In other words, Hungary is not a front-line country. Once the said asylum seeker has reached Hungary, he or she has already traveled through other countries where the request for refugee status should have been made.
The ECHR’s 2012 decision essentially said that Hungary cannot close the refugee camp gates. One of the results of that ruling is that because of the freedom of movement within the Schengen zone, migrants who have entered Hungary and requested asylum – more often than not coming from safe countries, entering illegally, and presenting fake papers – were then free to leave Hungary and travel on to other European countries before their case was closed.
That, according to international law, is completely illegal because freedom of movement within the Schengen zone only applies to the people who have a clear legal status. Technically speaking, Hungarian authorities should prevent these migrants from leaving the country until their legal status is clarified, but that’s practically impossible if we are not allowed to close the gates of the refugee camps.
Each year, as many as 1 to 1.5 million migrants enter the system with a request for status. Ruling fairly on each case, especially when many have presented false identification or none at all, takes time. Hungary has provided the necessary shelter in refugee camps, but asylum claims cannot be decided overnight.
Consider also the security dimension. Since the 2012 rulings, Europe has had its worst nightmare come true. We know for a fact that the Islamic State has exploited this weakness in the immigration system to move radical militants across borders. We also have seen many incidents of smaller crimes by people whose asylum claims and background checks had not cleared.

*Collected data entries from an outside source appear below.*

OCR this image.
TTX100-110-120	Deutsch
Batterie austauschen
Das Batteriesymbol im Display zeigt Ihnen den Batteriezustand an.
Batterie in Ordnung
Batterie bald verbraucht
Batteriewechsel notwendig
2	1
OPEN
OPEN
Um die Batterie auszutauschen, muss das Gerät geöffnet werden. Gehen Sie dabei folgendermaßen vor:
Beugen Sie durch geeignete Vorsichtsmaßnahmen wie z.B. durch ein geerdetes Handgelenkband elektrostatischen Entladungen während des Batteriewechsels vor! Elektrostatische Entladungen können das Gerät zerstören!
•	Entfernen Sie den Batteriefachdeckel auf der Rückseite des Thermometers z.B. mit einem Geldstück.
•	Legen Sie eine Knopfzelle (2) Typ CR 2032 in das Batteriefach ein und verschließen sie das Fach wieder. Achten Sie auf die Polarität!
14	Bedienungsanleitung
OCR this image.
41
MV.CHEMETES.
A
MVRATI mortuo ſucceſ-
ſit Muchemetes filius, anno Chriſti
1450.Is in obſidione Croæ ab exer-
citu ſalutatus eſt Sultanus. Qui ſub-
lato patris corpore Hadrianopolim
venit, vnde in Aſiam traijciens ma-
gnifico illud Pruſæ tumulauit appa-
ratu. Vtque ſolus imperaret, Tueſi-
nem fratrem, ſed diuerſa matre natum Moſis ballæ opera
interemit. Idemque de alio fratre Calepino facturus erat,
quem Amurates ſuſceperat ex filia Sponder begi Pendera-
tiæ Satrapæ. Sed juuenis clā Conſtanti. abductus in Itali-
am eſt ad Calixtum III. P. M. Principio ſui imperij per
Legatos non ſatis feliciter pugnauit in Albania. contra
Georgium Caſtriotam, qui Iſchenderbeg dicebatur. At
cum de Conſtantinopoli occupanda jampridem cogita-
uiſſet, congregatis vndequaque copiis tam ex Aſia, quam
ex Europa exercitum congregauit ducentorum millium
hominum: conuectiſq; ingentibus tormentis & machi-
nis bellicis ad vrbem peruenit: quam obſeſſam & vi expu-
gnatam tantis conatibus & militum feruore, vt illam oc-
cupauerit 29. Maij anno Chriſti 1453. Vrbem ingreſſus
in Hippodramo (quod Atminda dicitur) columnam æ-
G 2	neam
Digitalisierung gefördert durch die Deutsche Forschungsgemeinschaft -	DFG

With that in mind, Hungary has decided to pursue a different approach. The Ministry of Interior is working on a legal solution to close the gates of the refugee camps for those migrants whose case is still under consideration. It’s not an easy decision. We’ll take criticism for supposedly not defending the rights of asylum seekers, but the freedom of movement in Europe and the security of our citizens is a higher priority.
Closing the refugee centers is not the ideal solution. A better solution would be, as Hungary has proposed, for Europe to establish safe refugee camps outside the borders of the EU. Only those people who have been granted asylum would then be allowed to enter. Unfortunately, Europe has not yet endorsed this solution. So we’ll have to act on our own until then.
“We know that the migrants are also victims: victims of the people smugglers; victims of European politicians who promise admission and invitation; and victims of their own illusions,” Prime Minister Orbán emphasized in the same speech. “We understand them, but we cannot yield to their demands, and we cannot let them into Europe.” The freedom and security of our citizens and legal residents must come first.